Finally solving a 40 year-old trigger
My family has a rich oral history. One of the more popular stories involves my father and me. It was his habit to read to me almost every day. This continued until every night until all his hard efforts paid off. I was about five when the mental “lights” came on. I discovered I could read the words, too. It also dawned on me that my father wasn’t a very good reader, so I corrected every mistake. After several reading sessions accompanied by my corrections, Daddy handed me the book and suggested I read to him. That day began a lifetime love affair with books.
Around the same time, migraine decided to make its debut. I developed some bad reading habits that complicated migraine treatment. I preferred to read with the book close to my face. My body would get tired long before I was finished reading, so I would prop my head on the arm of the sofa and read for hours in dim light. This strange position would strain my head and neck, putting pressure on the occipital nerves, and trigger a migraine. But that wasn’t the only unusual thing my parents noticed. I was completely intolerant of bright lights. My eyes would burn and water and my nose would run when exposed to any bright light. Every outdoor photograph of me is an unflattering image of a painfully contorted scowl.
Together, these clues started to add up. It wasn’t long before my parents began to suspect that eye strain was one of my triggers. Concerned that my vision might be impaired, they scheduled an appointment with our family optometrist. The exam revealed mild far-sightedness with an astigmatism that is common in children. Most don’t need glasses and outgrow it. Because of my parents concern about migraine, I was fitted with reading glasses and encouraged to wear them any time I needed to see close up. All the adults had high hopes that this intervention would stop the onslaught of migraine attacks. No one realized that the harsh florescent lights in the classroom were actually the trigger.

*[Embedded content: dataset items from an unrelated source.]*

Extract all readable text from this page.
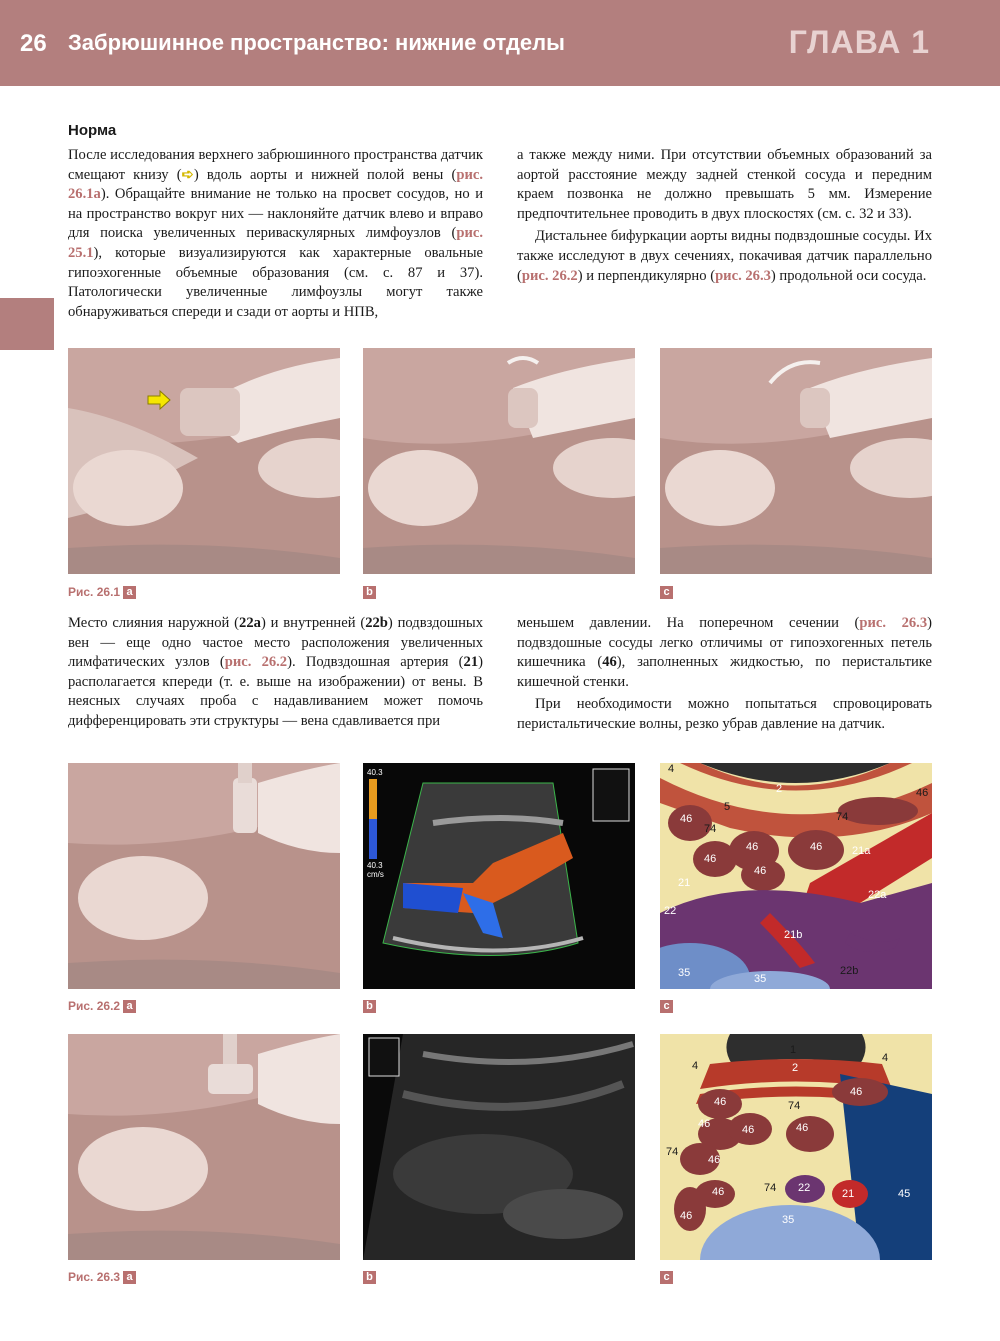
26 Забрюшинное пространство: нижние отделы	ГЛАВА 1
Норма

После исследования верхнего забрюшинного пространства датчик смещают книзу (➪) вдоль аорты и нижней полой вены (рис. 26.1a). Обращайте внимание не только на просвет сосудов, но и на пространство вокруг них — наклоняйте датчик влево и вправо для поиска увеличенных периваскулярных лимфоузлов (рис. 25.1), которые визуализируются как характерные овальные гипоэхогенные объемные образования (см. с. 87 и 37). Патологически увеличенные лимфоузлы могут также обнаруживаться спереди и сзади от аорты и НПВ,

а также между ними. При отсутствии объемных образований за аортой расстояние между задней стенкой сосуда и передним краем позвонка не должно превышать 5 мм. Измерение предпочтительнее проводить в двух плоскостях (см. с. 32 и 33).

Дистальнее бифуркации аорты видны подвздошные сосуды. Их также исследуют в двух сечениях, покачивая датчик параллельно (рис. 26.2) и перпендикулярно (рис. 26.3) продольной оси сосуда.

Рис. 26.1 a	b	c

Место слияния наружной (22a) и внутренней (22b) подвздошных вен — еще одно частое место расположения увеличенных лимфатических узлов (рис. 26.2). Подвздошная артерия (21) располагается кпереди (т. е. выше на изображении) от вены. В неясных случаях проба с надавливанием может помочь дифференцировать эти структуры — вена сдавливается при

меньшем давлении. На поперечном сечении (рис. 26.3) подвздошные сосуды легко отличимы от гипоэхогенных петель кишечника (46), заполненных жидкостью, по перистальтике кишечной стенки.

При необходимости можно попытаться спровоцировать перистальтические волны, резко убрав давление на датчик.

40.3
40.3
cm/s
4
2
5
46
74
74
46
46
46
46
46	21a
21
22a
22
21b
22b
35	35
Рис. 26.2 a	b	c
1
2
4
4
46
46	74
46	46	46
74
46
46	74 22	21	45
46	35
Рис. 26.3 a	b	c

To enlist my cooperation, I was told that glasses “made me look smart”. I liked being smart, so I eagerly wore them. Over time I discovered that the frames irritated tender spots on the bridge of my nose and both temples. This irritation, plus the buzzing lights, would often trigger a migraine attack. The very treatment designed to reduce attacks actually triggered more. Over the years I tried tinted glasses, special coatings to cut down on glare, and even prescription sunglasses. Nothing really helped. I did eventually break the poor posture habits while reading and that did help. By the time I mastered good body mechanics, there were many other triggers to contend with.

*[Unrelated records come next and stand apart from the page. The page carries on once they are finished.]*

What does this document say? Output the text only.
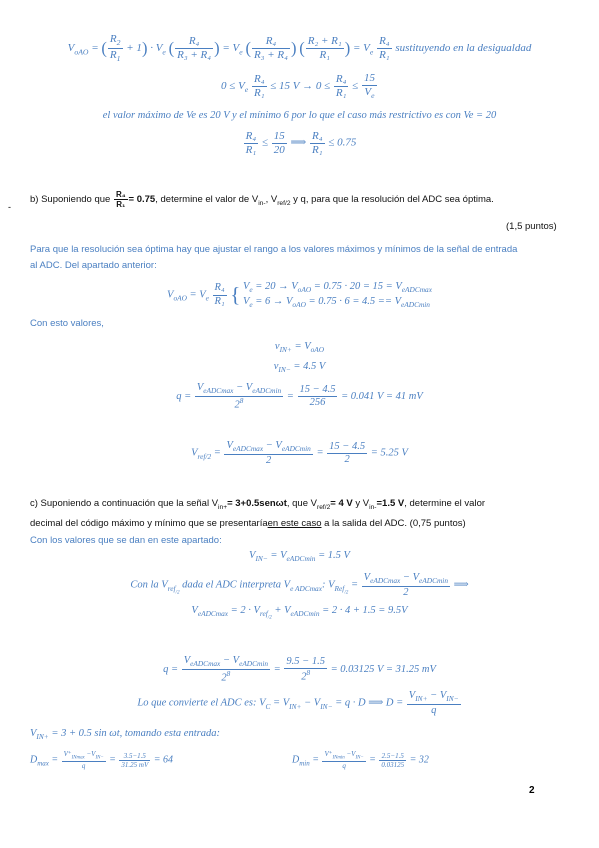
$V_{oAO}$ = ( $\frac{R_2}{R_1} + 1) \cdot V_e$ ( $\frac{\text{R₄}}{\text{R₃ + R₄}}$ ) = $V_e$ ( $\frac{\text{R₄}}{\text{R₃ + R₄}}$ ) ( $\frac{\text{R₂ + R₁}}{\text{R₁}}$ ) = $V_e \frac{\text{R₄}}{\text{R₁}}$ sustituyendo en la desigualdad
$0 \le V_e \frac{\text{R₄}}{\text{R₁}} \le 15$ $V \to 0 \le \frac{\text{R₄}}{\text{R₁}} \le \frac{15}{V_e}$
el valor máximo de Ve es 20 V y el mínimo 6 por lo que el caso más restrictivo es con Ve = 20
$\frac{\text{R₄}}{\text{R₁}} \le \frac{15}{20}$ ⟹ $\frac{\text{R₄}}{\text{R₁}} \le 0.75$
-
b) Suponiendo que $\frac{\text{R₄}}{\text{R₁}} = 0.75$, determine el valor de $V_{in-}$, $V_{ref/2}$ y q, para que la resolución del ADC sea óptima.
(1,5 puntos)
Para que la resolución sea óptima hay que ajustar el rango a los valores máximos y mínimos de la señal de entrada al ADC. Del apartado anterior:
$V_{oAO} = V_e \frac{\text{R₄}}{\text{R₁}}$ { $V_e = 20 \to V_{oAO} = 0.75 \cdot 20 = 15 = V_{eADCmax}$
$V_e = 6 \to V_{oAO} = 0.75 \cdot 6 = 4.5 == V_{eADCmin}$
Con esto valores,
$v_{IN+} = V_{oAO}$
$v_{IN-} = 4.5$ V
$q = \frac{V_{eADCmax} - V_{eADCmin}}{2^8} = \frac{15 - 4.5}{256} = 0.041$ V = 41 mV
$V_{ref/2} = \frac{V_{eADCmax} - V_{eADCmin}}{2} = \frac{15 - 4.5}{2} = 5.25$ V
c) Suponiendo a continuación que la señal $V_{in+}= 3+0.5sen\omega t$, que $V_{ref/2}= 4$ V y $V_{in-}=1.5$ V, determine el valor
decimal del código máximo y mínimo que se presentaríaen este caso a la salida del ADC. (0,75 puntos)
Con los valores que se dan en este apartado:
$V_{IN-} = V_{eADCmin} = 1.5$ V
Con la $V_{ref_{/2}}$ dada el ADC interpreta $V_{e ADCmax}$: $V_{Ref_{/2}} = \frac{V_{eADCmax} - V_{eADCmin}}{2}$ ⟹
$V_{eADCmax} = 2 \cdot V_{ref_{/2}} + V_{eADCmin} = 2 \cdot 4 + 1.5 = 9.5V$
$q = \frac{V_{eADCmax} - V_{eADCmin}}{2^8} = \frac{9.5 - 1.5}{2^8} = 0.03125$ V = 31.25 mV
Lo que convierte el ADC es: $V_C = V_{IN+} - V_{IN-} = q \cdot D$ ⟹ $D = \frac{V_{IN+} - V_{IN-}}{q}$
$V_{IN+} = 3 + 0.5$ sin ωt, tomando esta entrada:
$D_{max} = \frac{V^+_{INmax} -V_{IN-}}{q} = \frac{3.5-1.5}{31.25 mV} = 64$	$D_{min} = \frac{V^+_{INmin} -V_{IN-}}{q} = \frac{2.5-1.5}{0.03125} = 32$
2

Sometime around my 40th birthday I started having trouble focusing close up. My children would call me “old lady” every time I held a book or sheet of paper at arm’s length in order to see the print. It wasn’t long before I couldn’t read at any distance. I desperately needed glasses. An eye exam confirmed what I suspected. I needed correction for both near and far, so bifocals would be necessary. Unfortunately, the cost estimate was over $600. I didn’t have that much money to spend on glasses, so I continued to make do with cheap reading glasses from the pharmacy.

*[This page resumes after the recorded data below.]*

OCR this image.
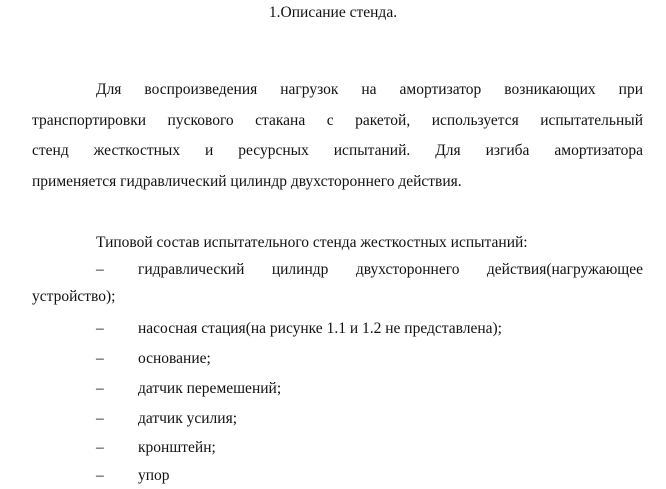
1.Описание стенда.
Для воспроизведения нагрузок на амортизатор возникающих при
транспортировки пускового стакана с ракетой, используется испытательный
стенд жесткостных и ресурсных испытаний. Для изгиба амортизатора
применяется гидравлический цилиндр двухстороннего действия.
Типовой состав испытательного стенда жесткостных испытаний:
– гидравлический цилиндр двухстороннего действия(нагружающее
устройство);
– насосная стация(на рисунке 1.1 и 1.2 не представлена);
– основание;
– датчик перемешений;
– датчик усилия;
– кронштейн;
– упор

I finally made my vision a priority this year with a brand-new pair of bifocal lenses with an FL-41 tint. The tint felt great immediately. I am able to drive both day and night, shop in brightly lit stores, and rarely feel any discomfort due to lighting. The bifocals did take some getting used to. At first my eyes had to work harder, so they were sore for the first week. The trickiest thing is using the distance vision while looking down, such as walking down stairs. Now that my eyes have adjusted they feel better than they have in years. I didn’t realize how often I squinted or tightened my facial muscles in an attempt to compensate for eye strain. What my parents tried to accomplish in 1975 is finally a reality. For the first time in decades, my eyes are wide open in bright sunlight and it feels great!